Nach Angaben der Werkleitung bezahlen von den 250 Kunden mit Sperrandrohung ca. 150 so viel, dass ihre Außenstände die 100 Euro-Grenze unterschreiten oder tilgen die Summe komplett, womit dann kein Sperrgrund mehr vorliegt. Ca. 50 Kunden bezahlen zu Beginn des eigentlichen Sperrvorgangs direkt an den Stadtwerke-Mitarbeiter vor Ort oder bezahlen am Tag der Sperrung am Kassenautomaten in der Heidbergstraße. Zu tatsächlichen Stromsperrungen kommt es bei 30 bis 50 Kunden monatlich. 200 Kunden sind wiederkehrende säumige Zahler.

Ein Teil des Prüfauftrages bestand darin, über Erfahrungen anderer Kommunen in Bezug auf die Vermeidung von Stromsperren durch den Einsatz von Prepaid-Zählern zu berichten. Zwei Stadtwerke gaben Auskünfte über die Datenauswertung. Die Stadtwerke setzen 25 bzw. 40 Zähler ein. Die Rückschlüsse auf die Auswirkung des Vorkasse-Prinzips auf die Entstehung von Zahlungsrückständen fiel eher vage aus: „Die Vermutung, dass Kunden aus ihrer allgemeinen Schuldenspirale mit Hilfe eines Prepayment Systems heraus kommen könnten, wurde nach subjektivem Empfinden der verantwortlichen Mitarbeiter bestätigt.“ Demnach gingen Kunden bewusster mit ihrer verbrauchten Energie um und teilten sich somit ihr Budget und den daraus resultierenden Energieverbrauch besser ein. Es wurde nicht darauf eingegangen, ob es sich dabei ggf. um Personen handelte, die über ein auskömmliches Einkommen verfügen, aber Probleme mit einem strukturierten Ausgabeverhalten haben. Denn z.B. ein Hartz IV Empfänger (s.o.) wird wohl kaum in der Lage sein, sich mit den viel zu geringen Mitteln für Strom große Spielräume beim „bewussten“ Verbrauch zu erarbeiten.

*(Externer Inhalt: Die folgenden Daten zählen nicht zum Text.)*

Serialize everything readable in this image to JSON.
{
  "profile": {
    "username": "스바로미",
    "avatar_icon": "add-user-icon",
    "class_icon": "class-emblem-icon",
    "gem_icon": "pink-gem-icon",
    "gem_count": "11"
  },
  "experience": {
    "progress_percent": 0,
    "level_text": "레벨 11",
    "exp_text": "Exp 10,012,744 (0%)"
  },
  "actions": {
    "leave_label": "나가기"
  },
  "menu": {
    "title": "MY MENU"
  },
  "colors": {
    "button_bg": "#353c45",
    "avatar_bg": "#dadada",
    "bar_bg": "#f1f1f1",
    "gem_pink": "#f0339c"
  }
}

Die Kosten für die Anschaffung von Prepaid-Zählern durch die Stadtwerke würden sich auf 500 Euro pro Stück belaufen. Dazu kämen Verwaltungssoftware inkl. Hardware mit einer Investition von einmalig 7.500 bis 10.000 Euro und Schnittstellen zum Abrechnungssystem und dem Kassenautomaten von ca. 5000 Euro. Bei den befragten Stadtwerken werden eine Einbaupauschale von ca. 100 Euro bei den Kunden sowie eine Kaution von 10 Euro für die Guthabenkarte erhoben. In diesem Zusammenhang ist wichtig, dass ein Prepaid-Zähler ausschließlich auf Wunsch des betroffenen Kunden eingebaut würde. Die weiteren Beratungen zu der Thematik werden im Stadtwerkeausschuss sattfinden.